Disease Background
The National Cancer Institute
estimates 215,990 new cases of breast cancer diagnosis for the year 2004
in the United States with 40,110 disease related deaths (http://www.nci.nih.gov/statistics).
Although widespread screening to detect breast cancer at an early stage
is employed today throughout America by using scheduled mammography,
clinical breast examination, or both, it is still uncertain whether
these measures indeed will decrease breast cancer mortality. The
existence of such a benefit is uncertain mainly because of the
inconsistency between studies. Therefore, it is expected that in the
foreseeable future, advanced or metastatic breast cancer will remain a
significant health problem in the US and worldwide.

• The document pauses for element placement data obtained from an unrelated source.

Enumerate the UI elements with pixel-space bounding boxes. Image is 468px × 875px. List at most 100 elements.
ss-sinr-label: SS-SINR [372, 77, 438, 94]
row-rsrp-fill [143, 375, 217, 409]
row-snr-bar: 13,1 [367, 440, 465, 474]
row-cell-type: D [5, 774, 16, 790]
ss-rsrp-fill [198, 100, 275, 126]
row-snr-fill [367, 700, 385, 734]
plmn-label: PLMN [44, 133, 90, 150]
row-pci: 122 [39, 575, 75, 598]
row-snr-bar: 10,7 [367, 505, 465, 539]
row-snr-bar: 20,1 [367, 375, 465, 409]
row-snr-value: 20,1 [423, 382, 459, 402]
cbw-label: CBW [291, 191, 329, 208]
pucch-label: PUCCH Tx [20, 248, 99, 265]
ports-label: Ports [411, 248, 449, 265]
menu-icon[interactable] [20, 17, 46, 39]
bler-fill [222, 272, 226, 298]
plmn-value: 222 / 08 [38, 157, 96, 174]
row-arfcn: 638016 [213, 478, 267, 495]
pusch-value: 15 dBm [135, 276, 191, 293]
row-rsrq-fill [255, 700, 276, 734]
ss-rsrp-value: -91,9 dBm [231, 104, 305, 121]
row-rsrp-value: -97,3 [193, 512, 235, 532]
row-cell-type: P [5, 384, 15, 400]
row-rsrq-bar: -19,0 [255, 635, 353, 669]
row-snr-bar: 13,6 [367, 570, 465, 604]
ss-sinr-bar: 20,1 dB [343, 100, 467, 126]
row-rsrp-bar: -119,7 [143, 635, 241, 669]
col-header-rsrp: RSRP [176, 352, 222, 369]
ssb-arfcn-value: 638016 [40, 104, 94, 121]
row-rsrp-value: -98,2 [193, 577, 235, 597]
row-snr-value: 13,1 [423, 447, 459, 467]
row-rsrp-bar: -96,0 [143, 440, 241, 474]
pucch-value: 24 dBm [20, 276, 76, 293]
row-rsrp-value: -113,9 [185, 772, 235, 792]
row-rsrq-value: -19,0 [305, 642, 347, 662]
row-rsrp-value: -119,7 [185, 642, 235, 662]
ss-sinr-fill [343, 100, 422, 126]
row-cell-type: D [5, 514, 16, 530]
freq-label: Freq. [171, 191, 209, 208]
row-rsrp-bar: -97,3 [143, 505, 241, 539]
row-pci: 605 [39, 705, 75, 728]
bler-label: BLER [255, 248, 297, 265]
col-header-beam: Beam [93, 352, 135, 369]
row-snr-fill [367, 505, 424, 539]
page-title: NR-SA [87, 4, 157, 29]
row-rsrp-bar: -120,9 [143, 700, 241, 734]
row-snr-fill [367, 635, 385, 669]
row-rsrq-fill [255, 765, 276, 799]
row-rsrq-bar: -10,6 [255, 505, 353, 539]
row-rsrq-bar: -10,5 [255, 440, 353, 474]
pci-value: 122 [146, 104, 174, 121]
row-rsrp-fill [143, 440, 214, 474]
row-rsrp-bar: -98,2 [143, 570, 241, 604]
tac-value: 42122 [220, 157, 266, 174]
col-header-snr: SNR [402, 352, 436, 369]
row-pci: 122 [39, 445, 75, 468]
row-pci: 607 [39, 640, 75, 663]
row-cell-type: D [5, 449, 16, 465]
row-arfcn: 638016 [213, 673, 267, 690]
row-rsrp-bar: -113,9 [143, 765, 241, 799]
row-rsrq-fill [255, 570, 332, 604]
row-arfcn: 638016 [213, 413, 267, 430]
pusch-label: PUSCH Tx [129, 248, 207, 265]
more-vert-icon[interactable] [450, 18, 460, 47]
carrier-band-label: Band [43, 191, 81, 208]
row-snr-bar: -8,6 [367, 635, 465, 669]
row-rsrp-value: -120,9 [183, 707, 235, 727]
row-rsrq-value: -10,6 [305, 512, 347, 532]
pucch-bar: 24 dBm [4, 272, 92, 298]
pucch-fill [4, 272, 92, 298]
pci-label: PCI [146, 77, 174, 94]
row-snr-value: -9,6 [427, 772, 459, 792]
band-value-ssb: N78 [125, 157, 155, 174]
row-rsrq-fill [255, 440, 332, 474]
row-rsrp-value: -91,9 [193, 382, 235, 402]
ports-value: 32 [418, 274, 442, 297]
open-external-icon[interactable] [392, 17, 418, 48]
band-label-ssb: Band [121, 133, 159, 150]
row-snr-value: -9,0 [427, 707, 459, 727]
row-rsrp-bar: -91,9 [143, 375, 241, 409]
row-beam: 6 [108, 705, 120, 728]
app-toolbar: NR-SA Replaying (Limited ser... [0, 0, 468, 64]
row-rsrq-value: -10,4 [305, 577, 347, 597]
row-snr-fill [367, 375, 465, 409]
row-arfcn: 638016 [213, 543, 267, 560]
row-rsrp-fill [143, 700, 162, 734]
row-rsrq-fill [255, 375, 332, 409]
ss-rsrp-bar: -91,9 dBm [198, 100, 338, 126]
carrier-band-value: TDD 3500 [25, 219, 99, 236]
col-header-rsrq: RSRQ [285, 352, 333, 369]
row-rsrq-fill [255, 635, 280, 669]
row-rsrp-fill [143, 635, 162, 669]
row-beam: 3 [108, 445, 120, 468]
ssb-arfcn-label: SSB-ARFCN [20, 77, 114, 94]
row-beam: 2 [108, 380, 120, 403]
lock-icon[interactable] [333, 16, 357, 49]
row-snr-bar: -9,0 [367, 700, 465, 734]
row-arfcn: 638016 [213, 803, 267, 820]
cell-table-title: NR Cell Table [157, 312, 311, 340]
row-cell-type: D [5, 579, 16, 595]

In general, survival is dependent on the stage of the disease at the
time of initial diagnosis but also on other tumor specific molecular
characteristics. Although multimodality adjuvant and neo-adjuvant
therapy has improved outcomes for earlier stage disease, unfortunately
many breast cancers, especially locally advanced or stage III still will
progress to metastatic or stage IV disease. The major improvement
currently available to breast cancer patients today is the use of
pre-surgery chemotherapy and radiation therapy. This stage of the
disease is incurable with any kind of conventional treatment, as it only
marginally impacts the overall survival. Median survival for de novo
diagnosed stage IV breast cancer is between two and three years despite
treatment, as various clinical trials have shown. Life expectancy for
recurrent cancer presenting as stage IV following previous treatment
given as adjuvant or neo-adjuvant therapy is even shorter, mainly
because active therapies have already been used and may no longer be
active upon their reintroduction. Although estrogen and/or progesterone
receptor positive cancers often respond to repeated hormonal
manipulations, the therapeutic benefit is often short-lived. The most
activity chemotherapeutic compounds for breast cancer are anthracyclines
and taxanes. Some tumors expressing Her2-neu may respond temporarily to
a targeted monoclonal antibody, Herceptin. Once these compounds have
been used and the disease has become refractory, prognosis is poor and
considered to be less than one-year median survival.